Monkhouse shared what he calls “the which way” photograph, a contemplative portrait of Heckscher admiring an English stately house in the distance. Heckscher, who did his doctoral work on the English architect and furniture designer William Kent, “never left his great love of England behind,” said his friend, detailing Heckscher’s many contributions to the scholarly literature on both sides of the Atlantic and his passion for collecting. Heckscher’s greatest acquisition for the Met is the Frank Lloyd Wright living room from the Little House in Minnesota.

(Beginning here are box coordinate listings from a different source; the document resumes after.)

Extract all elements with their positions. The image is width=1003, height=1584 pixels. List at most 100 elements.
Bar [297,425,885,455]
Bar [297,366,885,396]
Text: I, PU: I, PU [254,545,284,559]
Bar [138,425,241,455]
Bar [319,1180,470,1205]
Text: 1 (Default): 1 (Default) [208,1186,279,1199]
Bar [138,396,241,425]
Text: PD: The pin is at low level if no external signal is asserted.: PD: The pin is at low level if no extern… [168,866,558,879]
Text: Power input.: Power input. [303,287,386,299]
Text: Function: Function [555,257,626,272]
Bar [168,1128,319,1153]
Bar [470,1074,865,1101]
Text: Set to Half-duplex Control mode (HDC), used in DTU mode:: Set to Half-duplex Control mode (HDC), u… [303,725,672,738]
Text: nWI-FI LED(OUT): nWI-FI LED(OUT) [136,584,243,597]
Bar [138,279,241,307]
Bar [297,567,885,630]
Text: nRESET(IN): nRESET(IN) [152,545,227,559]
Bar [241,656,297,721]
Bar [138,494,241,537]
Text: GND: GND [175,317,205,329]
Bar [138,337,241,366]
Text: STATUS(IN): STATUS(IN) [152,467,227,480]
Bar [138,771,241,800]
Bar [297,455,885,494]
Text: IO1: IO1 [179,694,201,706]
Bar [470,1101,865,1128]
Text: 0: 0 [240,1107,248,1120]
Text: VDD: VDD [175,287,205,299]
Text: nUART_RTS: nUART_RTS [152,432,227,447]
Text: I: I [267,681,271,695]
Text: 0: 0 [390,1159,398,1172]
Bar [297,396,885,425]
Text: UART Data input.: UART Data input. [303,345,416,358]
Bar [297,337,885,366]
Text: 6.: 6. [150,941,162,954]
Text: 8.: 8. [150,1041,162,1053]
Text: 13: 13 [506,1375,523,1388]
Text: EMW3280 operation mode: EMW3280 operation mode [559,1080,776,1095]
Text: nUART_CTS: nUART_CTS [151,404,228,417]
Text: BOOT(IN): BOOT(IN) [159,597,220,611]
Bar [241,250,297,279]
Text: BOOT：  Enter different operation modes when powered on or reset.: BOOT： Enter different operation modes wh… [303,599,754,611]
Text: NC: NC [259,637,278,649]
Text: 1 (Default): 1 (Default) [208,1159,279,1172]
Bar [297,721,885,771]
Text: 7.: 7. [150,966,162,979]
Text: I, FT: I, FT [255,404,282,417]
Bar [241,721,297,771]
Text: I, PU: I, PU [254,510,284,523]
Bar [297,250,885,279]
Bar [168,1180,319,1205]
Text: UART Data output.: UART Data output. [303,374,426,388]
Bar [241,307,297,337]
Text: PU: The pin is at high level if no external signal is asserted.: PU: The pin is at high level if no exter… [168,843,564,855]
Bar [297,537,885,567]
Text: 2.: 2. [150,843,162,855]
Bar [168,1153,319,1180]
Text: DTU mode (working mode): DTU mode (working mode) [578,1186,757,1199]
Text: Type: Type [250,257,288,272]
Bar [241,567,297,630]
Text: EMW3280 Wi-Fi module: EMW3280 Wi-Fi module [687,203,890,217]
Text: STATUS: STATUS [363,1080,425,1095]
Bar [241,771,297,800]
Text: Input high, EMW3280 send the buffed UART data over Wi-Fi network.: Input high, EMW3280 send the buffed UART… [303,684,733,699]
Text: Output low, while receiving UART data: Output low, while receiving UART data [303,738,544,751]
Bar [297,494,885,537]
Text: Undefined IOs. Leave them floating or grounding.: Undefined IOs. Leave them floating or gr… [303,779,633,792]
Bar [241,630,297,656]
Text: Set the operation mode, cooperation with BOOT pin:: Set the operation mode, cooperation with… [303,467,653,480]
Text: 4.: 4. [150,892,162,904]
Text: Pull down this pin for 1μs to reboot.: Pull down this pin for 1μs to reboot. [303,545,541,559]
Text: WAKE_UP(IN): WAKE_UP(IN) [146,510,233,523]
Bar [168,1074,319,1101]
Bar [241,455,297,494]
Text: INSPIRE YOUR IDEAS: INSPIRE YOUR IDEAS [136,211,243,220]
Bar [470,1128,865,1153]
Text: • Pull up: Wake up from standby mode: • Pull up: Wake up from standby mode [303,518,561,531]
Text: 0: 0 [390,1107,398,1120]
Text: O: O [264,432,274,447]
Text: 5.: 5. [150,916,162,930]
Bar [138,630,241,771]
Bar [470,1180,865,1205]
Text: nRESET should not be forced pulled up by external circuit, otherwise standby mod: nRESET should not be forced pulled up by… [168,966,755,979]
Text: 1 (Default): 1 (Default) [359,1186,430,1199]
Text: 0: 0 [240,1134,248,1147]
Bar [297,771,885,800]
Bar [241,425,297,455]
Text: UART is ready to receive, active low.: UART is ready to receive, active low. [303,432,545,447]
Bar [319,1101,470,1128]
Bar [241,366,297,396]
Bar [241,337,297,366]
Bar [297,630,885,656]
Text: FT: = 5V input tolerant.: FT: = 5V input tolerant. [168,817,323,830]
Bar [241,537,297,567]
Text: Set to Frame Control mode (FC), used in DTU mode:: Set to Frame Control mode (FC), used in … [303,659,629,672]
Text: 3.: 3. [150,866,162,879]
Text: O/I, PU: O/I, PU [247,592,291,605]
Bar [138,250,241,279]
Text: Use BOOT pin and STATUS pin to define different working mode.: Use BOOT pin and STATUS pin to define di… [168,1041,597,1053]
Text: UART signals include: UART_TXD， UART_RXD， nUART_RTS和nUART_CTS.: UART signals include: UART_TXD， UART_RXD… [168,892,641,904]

When it was Heckscher’s time to speak, he said simply, “It is wonderful to receive this honor in a city I have always loved and remember from the late 1940s, when it was really still a Victorian city.” In a nod to the trade, Heckscher recalled that the first antiques dealer he met was Philip Bradley of Downingtown, Penn., whose son, also Philip Bradley, exhibits at the Philadelphia Antiques Show. Other dealers who made an impression on the young scholar were Joe Kindig, Ben and Cora Ginsburg, the Sack brothers and Zeke Liverant.
“The business we are in combines the retail trade, the love of private collectors and the passion of curators and scholars. It is one of the most rewarding professions imaginable. The work I have done is because of my colleagues. I thank them and my wife, Fenella,” he concluded.
Heckscher designated The Woodlands, a Federal mansion and arboretum on the western banks of the Schuylkill River in Philadelphia, as the recipient of the charitable donation the ADA will make in his honor. He acknowledged the work of Philip Price, Jr, and his family in saving the Federal structure.
Seven of ten past award winners attended the event. Past recipients of the prize are Albert Sack, Elinor Gordon, Wendell Garrett, Betty Ring, R. Scudder Smith, Satenig St Marie, Dean F. Failey, Joe Kindig, Philip Zea and Richard and Jane Nylander.